Fishing, which now employs more than 60,000 people in the Ivory Coast, is taking on the status of a full scale industry.
GV Fishing fleet at quayside.
GV PAN Sign to open warehouse.
GV Fishing boat in dock.
CU & SV Fishermen cutting fish ( 2 shots ).
SV PAN Fish swung ashore & carried to warehouse ( 2 shots ).
GV Sorting fish.
SV & CU Truck with fish past (2 shots).
SV PAN Nets in boats (2 shots).
SV Men adjusting nets on shore.
GV Sardine canning factory at dockside
GV Factory ship at dockside.
GV Fishing boats
GV & CU South Korean ship at dockside.
SV Crew of S.Korean ship PAN TO Men pumping fuel aboard
SV Tuna being hoisted aboard Swiss ship & Swiss flag ( 3 shots ).
GV Taiwan ship at dockside & Panamania ship & South Korean ship ditto ( 2 shots ).
SV Foreign fishing ships alongside dock.
Initials SHM/1446 SGM/1348
Script is copyright Reuters Limited. All rights reserved
Background: Fishing, which now employs more than 60,000 people in the Ivory Coast, is taking on the status of a full scale industry. The fishing harbour in Abidjan has recently undergone redevelopment. The large dock area can berth seagoing trawlers. It has facilities for fuel and water distribution, as well as a cold storage area.
At present, more than 80 local trawlers pour in about 52,000 metric tons of catch each year. Vessels from Taiwan, Korea and Japan have also been attracted to the Ivory Coast, because of the wealth of tuna fish in the coastal waters.
SYNOPSIS: The harbour at Abidjan has become the centre for the Ivory Coast's booming fishing industry. The main dock was recently extended in a redevelopment plan.
The dock is designed to berth seagoing trawlers. There are facilities for fuel and water distribution as well as cold storage areas to augment the nearby open warehouses.
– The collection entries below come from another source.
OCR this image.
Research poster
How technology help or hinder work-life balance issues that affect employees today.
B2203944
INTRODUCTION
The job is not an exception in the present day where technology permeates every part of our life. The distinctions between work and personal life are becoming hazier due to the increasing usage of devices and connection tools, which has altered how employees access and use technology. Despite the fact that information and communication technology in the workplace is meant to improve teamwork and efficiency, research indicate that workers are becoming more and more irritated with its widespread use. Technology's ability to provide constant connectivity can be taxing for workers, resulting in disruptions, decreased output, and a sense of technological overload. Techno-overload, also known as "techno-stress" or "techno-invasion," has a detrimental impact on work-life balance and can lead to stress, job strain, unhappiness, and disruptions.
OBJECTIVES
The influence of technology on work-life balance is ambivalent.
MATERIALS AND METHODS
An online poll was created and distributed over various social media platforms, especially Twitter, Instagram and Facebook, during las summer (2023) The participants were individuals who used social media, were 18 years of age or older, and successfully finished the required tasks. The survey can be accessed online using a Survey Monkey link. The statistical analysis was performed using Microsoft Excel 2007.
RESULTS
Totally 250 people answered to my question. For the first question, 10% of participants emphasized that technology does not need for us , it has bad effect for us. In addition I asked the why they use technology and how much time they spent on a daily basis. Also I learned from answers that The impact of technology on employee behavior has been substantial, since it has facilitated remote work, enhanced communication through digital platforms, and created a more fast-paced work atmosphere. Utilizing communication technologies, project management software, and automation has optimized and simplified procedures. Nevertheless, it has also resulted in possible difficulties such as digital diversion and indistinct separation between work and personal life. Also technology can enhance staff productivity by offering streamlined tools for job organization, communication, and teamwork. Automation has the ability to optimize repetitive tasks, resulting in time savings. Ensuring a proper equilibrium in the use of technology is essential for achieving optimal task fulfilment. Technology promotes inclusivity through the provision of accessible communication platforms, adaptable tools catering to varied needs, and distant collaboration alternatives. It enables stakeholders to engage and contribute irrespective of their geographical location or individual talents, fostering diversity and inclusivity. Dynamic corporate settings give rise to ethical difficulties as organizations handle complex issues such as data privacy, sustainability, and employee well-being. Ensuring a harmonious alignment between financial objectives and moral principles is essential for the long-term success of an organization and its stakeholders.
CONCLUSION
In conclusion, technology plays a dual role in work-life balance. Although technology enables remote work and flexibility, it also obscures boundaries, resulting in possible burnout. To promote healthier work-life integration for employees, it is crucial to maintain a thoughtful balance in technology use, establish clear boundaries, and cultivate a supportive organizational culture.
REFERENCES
Eighty local trawlers bring in about fifty-two thousand metric tons of catch a year.
Old-time family fishing by Africans, which has been practiced for years along the coast, is steadily fading out in the face of competition from the new industrial enterprises. Many local fishermen are trying to keep up by modernising their equipment. Nylon fishing nets have been introduced to replace the old vegetal fish-nets, and many boats have been equipped with new engines. But it is the industrial fishing that is in the forefront.
Fish exports from the Ivory Coast are still considered low by the government, but new facilities will hopefully bolster the output. Fish consumption in the Ivory Coast averages thirty-eight pounds per person per year, and goes up each year.
Coastal waters are rich in tuna fish and shrimp - a fact that has attracted vessel from several other countries, most notably Taiwan, South Korea and Japan. The fishing industry now employs more than sixty-thousand people in the Ivory Coast. With government assistance, the industry should continue to grow and provide more employment for the people of the Ivory Coast.